How to Calculate an Increase: A Step-by-Step Guide
Introduction:
Whether it’s measuring an increase in sales, changes in market value or charting progress on a project, calculating an increase is a vital skill in many aspects of life. In this article, we will explore various methods for calculating increases and provide step-by-step instructions to help you better understand and apply these techniques.
Method 1: Calculating Percent Increase
Step 1: Identify the original and new values
To calculate the percent increase, you need to have two numbers: the original value and the new value. For example, let’s say we want to find the percent increase in sales from last month to this month. The original value represents sales from last month, while the new value is sales from this month.
Step 2: Subtract the original value from the new value
Once you have your values, subtract the original value from the new value:
Increase = New Value – Original Value
This gives you the net increase in numerical terms.
Step 3: Divide the net increase by the original value
Next, take that net increase and divide it by the original value:
Percent Increase = (Net Increase / Original Value)
This calculation provides you with the raw decimal number representing the percentage increase.
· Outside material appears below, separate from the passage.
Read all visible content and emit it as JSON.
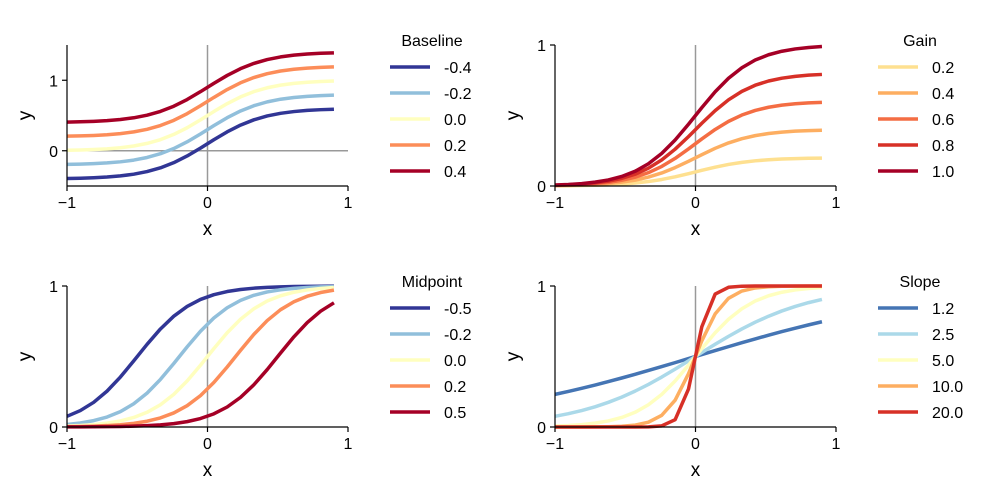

Step 4: Convert decimal to percentage
Finally, multiply that decimal number by 100 to convert it into a percentage:
Percentage = Decimal Number x 100
Method 2: Calculating Simple Increases
Sometimes calculating a simple numeric increase is more suitable. To calculate a simple increase, follow these steps:
Step 1: Gather your data
Analyze your data by identifying what figures you want to compare. If possible, organize them in chronological order.
Step 2: Subtract values
Similar to calculating percent increases, subtract the older figure from the newer figure:
Numeric Increase = New Value – Old Value
This will give you the numeric increase between both values.
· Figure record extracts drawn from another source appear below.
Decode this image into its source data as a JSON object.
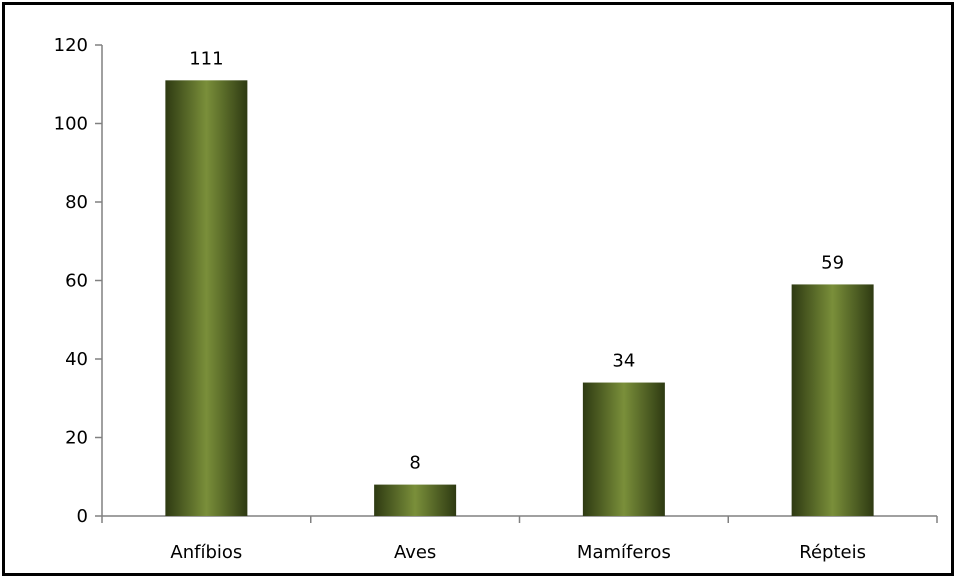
{
  "chart_data": {
    "type": "bar",
    "categories": [
      "Anfíbios",
      "Aves",
      "Mamíferos",
      "Répteis"
    ],
    "values": [
      111,
      8,
      34,
      59
    ],
    "data_labels": [
      "111",
      "8",
      "34",
      "59"
    ],
    "y_ticks": [
      "0",
      "20",
      "40",
      "60",
      "80",
      "100",
      "120"
    ],
    "ylim": [
      0,
      120
    ],
    "title": "",
    "xlabel": "",
    "ylabel": "",
    "grid": false,
    "legend": "none",
    "colors": {
      "bar_dark": "#2e3a12",
      "bar_light": "#7a8f3a",
      "axis": "#808080"
    }
  }
}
Method 3: Using an Indexed Growth Rate
An indexed growth rate is useful when comparing changes that happened over a period or different scenarios. Follow these steps to produce an indexed growth rate:
Step 1: Determine the base period
Choose a reference point in time as your base period. This point serves as the benchmark for all subsequent periods.
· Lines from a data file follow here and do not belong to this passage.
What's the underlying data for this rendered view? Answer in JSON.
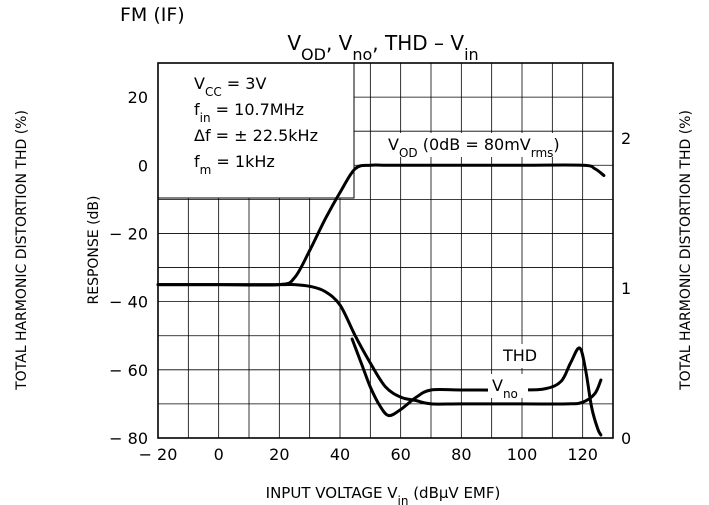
{
  "header": "FM (IF)",
  "chart_data": {
    "type": "line",
    "title": {
      "parts": [
        {
          "t": "V",
          "s": "OD"
        },
        {
          "t": ", V",
          "s": "no"
        },
        {
          "t": ", THD – V",
          "s": "in"
        }
      ]
    },
    "xlabel": {
      "before": "INPUT VOLTAGE   V",
      "sub": "in",
      "after": "   (dBμV EMF)"
    },
    "ylabel_left": "RESPONSE   (dB)",
    "ylabel_left_outer": "TOTAL HARMONIC DISTORTION   THD   (%)",
    "ylabel_right": "TOTAL HARMONIC DISTORTION   THD   (%)",
    "xlim": [
      -20,
      130
    ],
    "ylim": [
      -80,
      30
    ],
    "y2lim": [
      0,
      2.5
    ],
    "x_ticks": [
      -20,
      0,
      20,
      40,
      60,
      80,
      100,
      120
    ],
    "x_tick_labels": [
      "− 20",
      "0",
      "20",
      "40",
      "60",
      "80",
      "100",
      "120"
    ],
    "y_ticks": [
      20,
      0,
      -20,
      -40,
      -60,
      -80
    ],
    "y_tick_labels": [
      "20",
      "0",
      "− 20",
      "− 40",
      "− 60",
      "− 80"
    ],
    "y2_ticks": [
      2,
      1,
      0
    ],
    "y2_tick_labels": [
      "2",
      "1",
      "0"
    ],
    "grid": true,
    "conditions": [
      {
        "t": "V",
        "s": "CC",
        "a": " = 3V"
      },
      {
        "t": "f",
        "s": "in",
        "a": " = 10.7MHz"
      },
      {
        "t": "Δf = ± 22.5kHz",
        "s": "",
        "a": ""
      },
      {
        "t": "f",
        "s": "m",
        "a": " = 1kHz"
      }
    ],
    "series": [
      {
        "name": "VOD",
        "label": {
          "t": "V",
          "s": "OD",
          "a": "  (0dB = 80mV",
          "s2": "rms",
          "a2": ")"
        },
        "axis": "left",
        "x": [
          -20,
          0,
          20,
          25,
          30,
          35,
          40,
          45,
          50,
          55,
          60,
          80,
          100,
          120,
          124,
          127
        ],
        "y": [
          -35,
          -35,
          -35,
          -33,
          -25,
          -16,
          -8,
          -1,
          0,
          0,
          0,
          0,
          0,
          0,
          -1,
          -3
        ]
      },
      {
        "name": "Vno",
        "label": {
          "t": "V",
          "s": "no",
          "a": ""
        },
        "axis": "left",
        "x": [
          -20,
          0,
          20,
          25,
          30,
          35,
          40,
          45,
          50,
          55,
          60,
          65,
          70,
          80,
          100,
          115,
          120,
          124,
          126
        ],
        "y": [
          -35,
          -35,
          -35,
          -35,
          -35.5,
          -37,
          -41,
          -50,
          -58,
          -65,
          -68,
          -69,
          -70,
          -70,
          -70,
          -70,
          -69.5,
          -67,
          -63
        ]
      },
      {
        "name": "THD",
        "label": {
          "t": "THD",
          "s": "",
          "a": ""
        },
        "axis": "right",
        "x": [
          44,
          47,
          50,
          53,
          56,
          60,
          65,
          70,
          80,
          100,
          108,
          113,
          116,
          119,
          121,
          123,
          125,
          126
        ],
        "y": [
          0.66,
          0.5,
          0.34,
          0.22,
          0.15,
          0.19,
          0.27,
          0.32,
          0.32,
          0.32,
          0.33,
          0.38,
          0.5,
          0.6,
          0.45,
          0.2,
          0.06,
          0.02
        ]
      }
    ]
  }
}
Step 2: Calculate the increases
For each subsequent point in time, calculate the numeric increase compared to the base period using one of the methods above.
Step 3: Create an index
Divide each calculated increase by the corresponding base value and multiply by 100. This will convert your numeric increases into indexed figures.
You now know how to calculate numeric increases, percent increases and indexed growth rates. Each method has its advantages depending on the situation, so it’s essential to choose the right calculation based on your needs. With these tools under your belt, you’ll be able to track growth more effectively and make better-informed decisions.